特にSNSは「気軽に投稿できる」というメリットがあるため、通信会社への問い合わせと比べた場合、行動のハードルは一気に低くなります。そのため、より多くのユーザーの声を集められるのです。
もちろん、対象がSNSになれば、収集する領域やワード次第で数千万といった規模の投稿量を扱う可能性もあります。しかし、Watson Explorerはビッグデータに対応しているため、こういった大量のデータを収集して分析する作業も手軽に行うことが可能なのです。
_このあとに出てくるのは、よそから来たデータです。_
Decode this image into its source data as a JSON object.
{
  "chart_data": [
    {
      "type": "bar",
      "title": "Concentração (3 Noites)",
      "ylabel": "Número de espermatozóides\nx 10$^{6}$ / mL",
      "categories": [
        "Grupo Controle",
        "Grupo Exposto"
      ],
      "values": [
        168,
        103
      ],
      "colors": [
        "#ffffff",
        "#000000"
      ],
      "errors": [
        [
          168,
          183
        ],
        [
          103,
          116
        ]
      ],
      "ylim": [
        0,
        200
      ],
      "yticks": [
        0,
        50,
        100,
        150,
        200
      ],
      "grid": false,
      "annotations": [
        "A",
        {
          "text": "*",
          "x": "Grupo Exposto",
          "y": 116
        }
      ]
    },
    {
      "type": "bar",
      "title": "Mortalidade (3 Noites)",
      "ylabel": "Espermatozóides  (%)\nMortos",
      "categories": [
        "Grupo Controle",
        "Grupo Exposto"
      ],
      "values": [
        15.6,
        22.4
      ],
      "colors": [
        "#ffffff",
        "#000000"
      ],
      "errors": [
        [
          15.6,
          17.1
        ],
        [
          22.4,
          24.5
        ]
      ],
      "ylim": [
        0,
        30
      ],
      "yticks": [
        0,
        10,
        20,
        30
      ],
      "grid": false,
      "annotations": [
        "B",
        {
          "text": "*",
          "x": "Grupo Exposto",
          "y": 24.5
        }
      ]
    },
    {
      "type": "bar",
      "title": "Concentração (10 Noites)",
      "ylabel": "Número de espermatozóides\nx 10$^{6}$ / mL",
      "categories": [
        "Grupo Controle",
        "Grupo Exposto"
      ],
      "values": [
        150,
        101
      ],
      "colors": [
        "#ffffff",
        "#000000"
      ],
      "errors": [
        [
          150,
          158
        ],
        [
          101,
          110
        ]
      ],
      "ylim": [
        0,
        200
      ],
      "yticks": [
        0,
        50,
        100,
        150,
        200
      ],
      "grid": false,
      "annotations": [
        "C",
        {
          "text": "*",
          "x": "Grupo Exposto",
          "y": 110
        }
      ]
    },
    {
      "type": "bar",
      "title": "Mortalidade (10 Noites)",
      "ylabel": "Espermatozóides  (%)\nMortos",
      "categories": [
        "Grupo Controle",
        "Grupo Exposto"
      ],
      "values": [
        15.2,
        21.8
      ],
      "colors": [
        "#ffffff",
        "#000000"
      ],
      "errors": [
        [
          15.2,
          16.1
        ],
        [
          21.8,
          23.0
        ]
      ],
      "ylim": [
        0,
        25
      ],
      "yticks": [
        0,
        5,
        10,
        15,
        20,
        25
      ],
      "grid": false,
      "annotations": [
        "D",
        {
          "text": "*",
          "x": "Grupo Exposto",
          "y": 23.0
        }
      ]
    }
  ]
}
Watson Explorerがもたらす価値は計り知れない
Watson Explorerを導入することで、これまで多くの担当者にとって負担となっていた業務を効率化できるようになります。特にコールセンターなどの「顧客と直接的に関わる業務」が発生する部分においては、課せられた負担からくるオペレーターのストレスが、顧客への対応に表れてしまう可能性もあります。そのようなことが重なると、顧客満足度も低下を招く結果になり、いずれ業績の悪化へとつながってしまうのです。
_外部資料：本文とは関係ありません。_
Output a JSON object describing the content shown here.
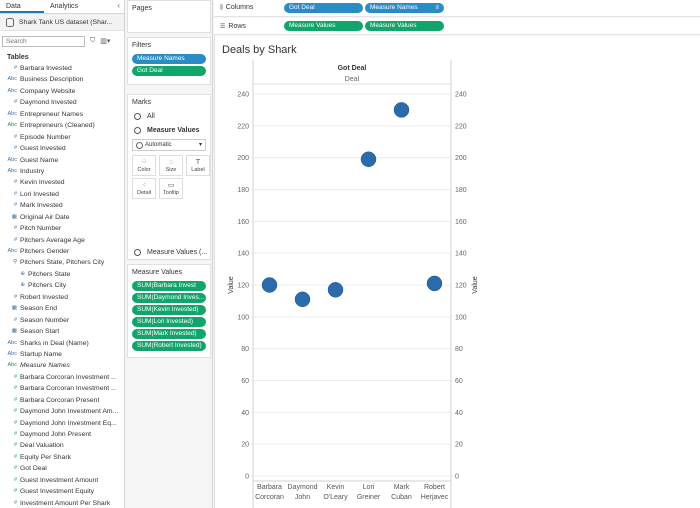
{
  "pane_tabs": {
    "data": "Data",
    "analytics": "Analytics",
    "collapse": "‹"
  },
  "datasource": {
    "name": "Shark Tank US dataset (Shar..."
  },
  "search": {
    "placeholder": "Search"
  },
  "tables_heading": "Tables",
  "fields": [
    {
      "icon": "#",
      "name": "Barbara Invested"
    },
    {
      "icon": "Abc",
      "name": "Business Description"
    },
    {
      "icon": "Abc",
      "name": "Company Website"
    },
    {
      "icon": "#",
      "name": "Daymond Invested"
    },
    {
      "icon": "Abc",
      "name": "Entrepreneur Names"
    },
    {
      "icon": "Abc",
      "name": "Entrepreneurs (Cleaned)"
    },
    {
      "icon": "#",
      "name": "Episode Number"
    },
    {
      "icon": "#",
      "name": "Guest Invested"
    },
    {
      "icon": "Abc",
      "name": "Guest Name"
    },
    {
      "icon": "Abc",
      "name": "Industry"
    },
    {
      "icon": "#",
      "name": "Kevin Invested"
    },
    {
      "icon": "#",
      "name": "Lori Invested"
    },
    {
      "icon": "#",
      "name": "Mark Invested"
    },
    {
      "icon": "▦",
      "name": "Original Air Date"
    },
    {
      "icon": "#",
      "name": "Pitch Number"
    },
    {
      "icon": "#",
      "name": "Pitchers Average Age"
    },
    {
      "icon": "Abc",
      "name": "Pitchers Gender"
    },
    {
      "icon": "⚲",
      "name": "Pitchers State, Pitchers City",
      "hierarchy": true
    },
    {
      "icon": "⊕",
      "name": "Pitchers State",
      "indent": true
    },
    {
      "icon": "⊕",
      "name": "Pitchers City",
      "indent": true
    },
    {
      "icon": "#",
      "name": "Robert Invested"
    },
    {
      "icon": "▦",
      "name": "Season End"
    },
    {
      "icon": "#",
      "name": "Season Number"
    },
    {
      "icon": "▦",
      "name": "Season Start"
    },
    {
      "icon": "Abc",
      "name": "Sharks in Deal (Name)"
    },
    {
      "icon": "Abc",
      "name": "Startup Name"
    },
    {
      "icon": "Abc",
      "name": "Measure Names",
      "italic": true
    },
    {
      "icon": "#",
      "name": "Barbara Corcoran Investment ...",
      "measure": true
    },
    {
      "icon": "#",
      "name": "Barbara Corcoran Investment ...",
      "measure": true
    },
    {
      "icon": "#",
      "name": "Barbara Corcoran Present",
      "measure": true
    },
    {
      "icon": "#",
      "name": "Daymond John Investment Am...",
      "measure": true
    },
    {
      "icon": "#",
      "name": "Daymond John Investment Eq...",
      "measure": true
    },
    {
      "icon": "#",
      "name": "Daymond John Present",
      "measure": true
    },
    {
      "icon": "#",
      "name": "Deal Valuation",
      "measure": true
    },
    {
      "icon": "#",
      "name": "Equity Per Shark",
      "measure": true
    },
    {
      "icon": "#",
      "name": "Got Deal",
      "measure": true
    },
    {
      "icon": "#",
      "name": "Guest Investment Amount",
      "measure": true
    },
    {
      "icon": "#",
      "name": "Guest Investment Equity",
      "measure": true
    },
    {
      "icon": "#",
      "name": "Investment Amount Per Shark",
      "measure": true
    }
  ],
  "pages_card": {
    "title": "Pages"
  },
  "filters_card": {
    "title": "Filters",
    "pills": [
      "Measure Names",
      "Got Deal"
    ]
  },
  "marks_card": {
    "title": "Marks",
    "all_label": "All",
    "measure_values_label": "Measure Values",
    "mark_type": "Automatic",
    "buttons": [
      {
        "name": "color",
        "label": "Color",
        "glyph": "⁘"
      },
      {
        "name": "size",
        "label": "Size",
        "glyph": "◌"
      },
      {
        "name": "label",
        "label": "Label",
        "glyph": "T"
      },
      {
        "name": "detail",
        "label": "Detail",
        "glyph": "⁖"
      },
      {
        "name": "tooltip",
        "label": "Tooltip",
        "glyph": "▭"
      }
    ],
    "measure_values_bottom": "Measure Values (..."
  },
  "measure_values_card": {
    "title": "Measure Values",
    "pills": [
      "SUM(Barbara Invest",
      "SUM(Daymond Inves...",
      "SUM(Kevin Invested)",
      "SUM(Lori Invested)",
      "SUM(Mark Invested)",
      "SUM(Robert Invested)"
    ]
  },
  "columns_shelf": {
    "label": "Columns",
    "pills": [
      "Got Deal",
      "Measure Names"
    ]
  },
  "rows_shelf": {
    "label": "Rows",
    "pills": [
      "Measure Values",
      "Measure Values"
    ]
  },
  "view": {
    "title": "Deals by Shark"
  },
  "chart_data": {
    "type": "scatter",
    "title": "Deals by Shark",
    "header_field": "Got Deal",
    "header_value": "Deal",
    "ylabel": "Value",
    "ylim": [
      0,
      240
    ],
    "yticks": [
      0,
      20,
      40,
      60,
      80,
      100,
      120,
      140,
      160,
      180,
      200,
      220,
      240
    ],
    "dual_axis": true,
    "grid": "horizontal",
    "categories": [
      [
        "Barbara",
        "Corcoran"
      ],
      [
        "Daymond",
        "John"
      ],
      [
        "Kevin",
        "O'Leary"
      ],
      [
        "Lori",
        "Greiner"
      ],
      [
        "Mark",
        "Cuban"
      ],
      [
        "Robert",
        "Herjavec"
      ]
    ],
    "values": [
      120,
      111,
      117,
      199,
      230,
      121
    ],
    "mark_color": "#2b6bab"
  }
}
しかし、Watson Explorerによってオペレーターの負担を軽減できれば、より親身に問い合わせに対応することができるようになります。また、オペレーターの問い合わせ履歴を分析していくことで、万が一のクレームに対しても適切に対応するための準備を進められるのです。
もちろん、Watson Explorerのメリットはカスタマーセンター以外の場所でも得られます。顧客の声やSNSの口コミなどを効率的に収集できるため、自社の商品(サービス)を顧客視点から評価できるようになります。さまざまな視点から自社の商品を見つめ直すことは、品質向上を図る上で欠かせません。
社内外に埋もれてしまっている文書の中には、現状の課題を解決するための数多くのヒントが隠されている可能性があります。Watson Explorerは、まさにそういったヒントを発掘するために欠かせない存在といえるでしょう。「日々蓄積されていく文書をできる限り有効活用したい」といった悩みをお持ちの場合には、ぜひこの機会にWatson Explorerの導入を検討してみてはいかがでしょうか。